Image: Franci Donovan-Brady

On the 31st March, the Bike Shed Theatre opened its doors to the public for the last time. What started as an ambitious theatrical venture back in 2010 has grown over the last eight years to become a hub of talent, leading the way for creativity to flourish across Exeter. The small theatre on Fore Street not only put on hundreds of affordable pieces of theatre over the years but also hosted talks, parties and boasted a fantastic cocktail bar. Unfortunately, with the bar not bringing in enough money and difficulty in funding the theatre, the Bike Shed management made the decision to close.

As not only a regular attendee to the Bike Shed’s shows, but also a final year drama student at the university, it’s safe to say the news has come as a blow. The shows they staged were exciting and memorable; from watching a man cover himself with labels to being cast as a communist to dancing on stage to acid house, I truly had a varied experience. I was lucky enough to work with the theatre myself as part of their ‘From Devon With Love (FDWL) Festival’ back in January of this year. I experienced myself the professionalism and friendliness of the staff, and was blown away by the support they offered to me and my friends as a relatively unknown theatre company.

The FDWL Festival is just one way in which the Bike Shed supported young artists and theatre companies over their eight years in operation. Their support of emerging talent within the Exeter community was fantastic and their Graduate Residency scheme, in conjunction with the university’s Drama Department, supported many emerging artists including Scratchworks and Worklight.

For a drama student who’s about to graduate, the gap the theatre leaves regarding support for students will certainly be felt.

Members of the theatre company, In Bed With My Brother, Exeter grads themselves, admit that the Bike Shed were a massive support for the company in their early career, giving them ‘’a sturdy and nurturing platform to explore new ideas and take risks with work’’. Although the theatre will be missed by the company, they also see an exciting future for work in Exeter – and, as they say, they’re all still kickin’ about and ready to join in.

Image: Bike Shed Theatre

This summer, the team behind the Bike Shed were set to open a new venue at Exeter’s quayside, the Boat Shed. David Lockwood, owner of the Bike Shed, says that he hopes the project will still come to some sort of fruition and although it won’t be open this summer, the multi-million pound venture still has potential. While the building on Fore Street may be headed for a close, the ideas behind the Bike Shed certainly aren’t. Moving forward, the team will be continuing to, as they put it, plot creative adventures across the city. Lockwood says he hopes that people will begin to take ownership of artistic projects for themselves and that creativity in the city as a whole will continue to thrive.

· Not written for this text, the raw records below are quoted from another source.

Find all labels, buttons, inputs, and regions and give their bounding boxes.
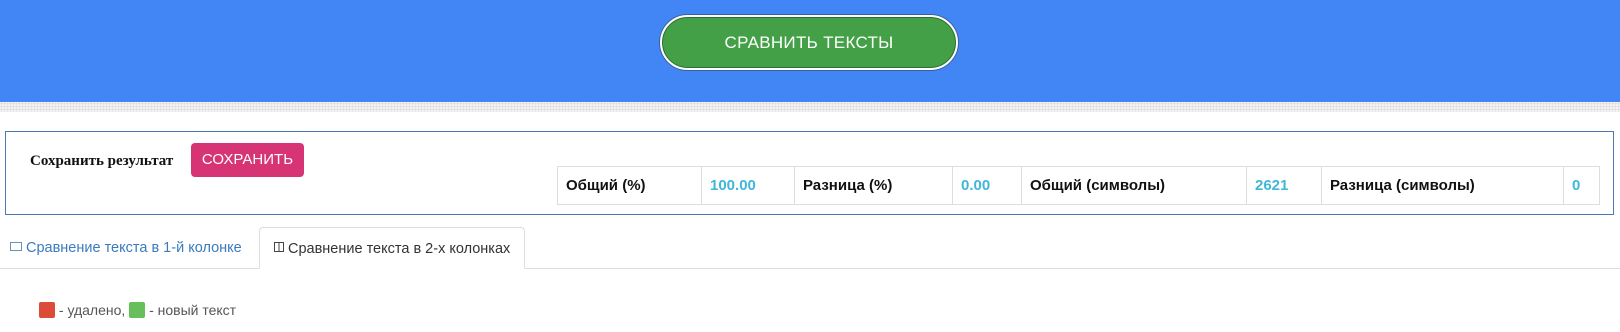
single-column-icon xyxy=(10,226,22,268)
stat-total-percent-label: Общий (%) xyxy=(557,166,702,205)
save-result-label: Сохранить результат xyxy=(30,153,174,169)
tab-two-columns[interactable]: Сравнение текста в 2-х колонках xyxy=(259,227,525,269)
stat-diff-chars-value: 0 xyxy=(1563,166,1600,205)
stats-table: Общий (%) 100.00 Разница (%) 0.00 Общий … xyxy=(557,166,1600,205)
two-columns-icon xyxy=(274,227,284,269)
stat-total-chars-value: 2621 xyxy=(1246,166,1322,205)
deleted-legend-text: - удалено, xyxy=(58,302,126,318)
tab-single-column-label: Сравнение текста в 1-й колонке xyxy=(26,240,242,256)
save-button[interactable]: СОХРАНИТЬ xyxy=(191,143,304,177)
stat-diff-percent-label: Разница (%) xyxy=(794,166,953,205)
tab-single-column[interactable]: Сравнение текста в 1-й колонке xyxy=(10,227,242,269)
stat-total-percent-value: 100.00 xyxy=(701,166,795,205)
stat-total-chars-label: Общий (символы) xyxy=(1021,166,1247,205)
result-panel: Сохранить результат СОХРАНИТЬ Общий (%) … xyxy=(5,131,1614,215)
deleted-swatch xyxy=(39,302,55,318)
stat-diff-chars-label: Разница (символы) xyxy=(1321,166,1564,205)
stat-diff-percent-value: 0.00 xyxy=(952,166,1022,205)
tabs-divider xyxy=(0,268,1620,269)
new-text-swatch xyxy=(129,302,146,318)
new-legend-text: - новый текст xyxy=(149,302,237,318)
dotted-divider xyxy=(0,102,1620,112)
diff-legend: - удалено, - новый текст xyxy=(39,301,236,319)
stats-row: Общий (%) 100.00 Разница (%) 0.00 Общий … xyxy=(557,166,1600,205)
tab-two-columns-label: Сравнение текста в 2-х колонках xyxy=(288,241,511,257)
compare-texts-button[interactable]: СРАВНИТЬ ТЕКСТЫ xyxy=(660,15,958,70)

Theatre and creativity in Exeter is certainly not going anywhere fast. With the Northcott, the Barnfield and the Cygnet continuing to programme fantastic shows, and the Phoenix acting as a creative hub that pioneers music, performance, film and art, Exeter is still a leading creative city in the South West. That said, the closure of the Bike Shed comes as a warning; the arts are not safe. With a Conservative government that de-prioritises arts funding, it may be up to the rest of us to save them. So if you take anything from the closure of the Bike Shed, let it be this: keep going to the theatre, keep being creative and keep the arts alive.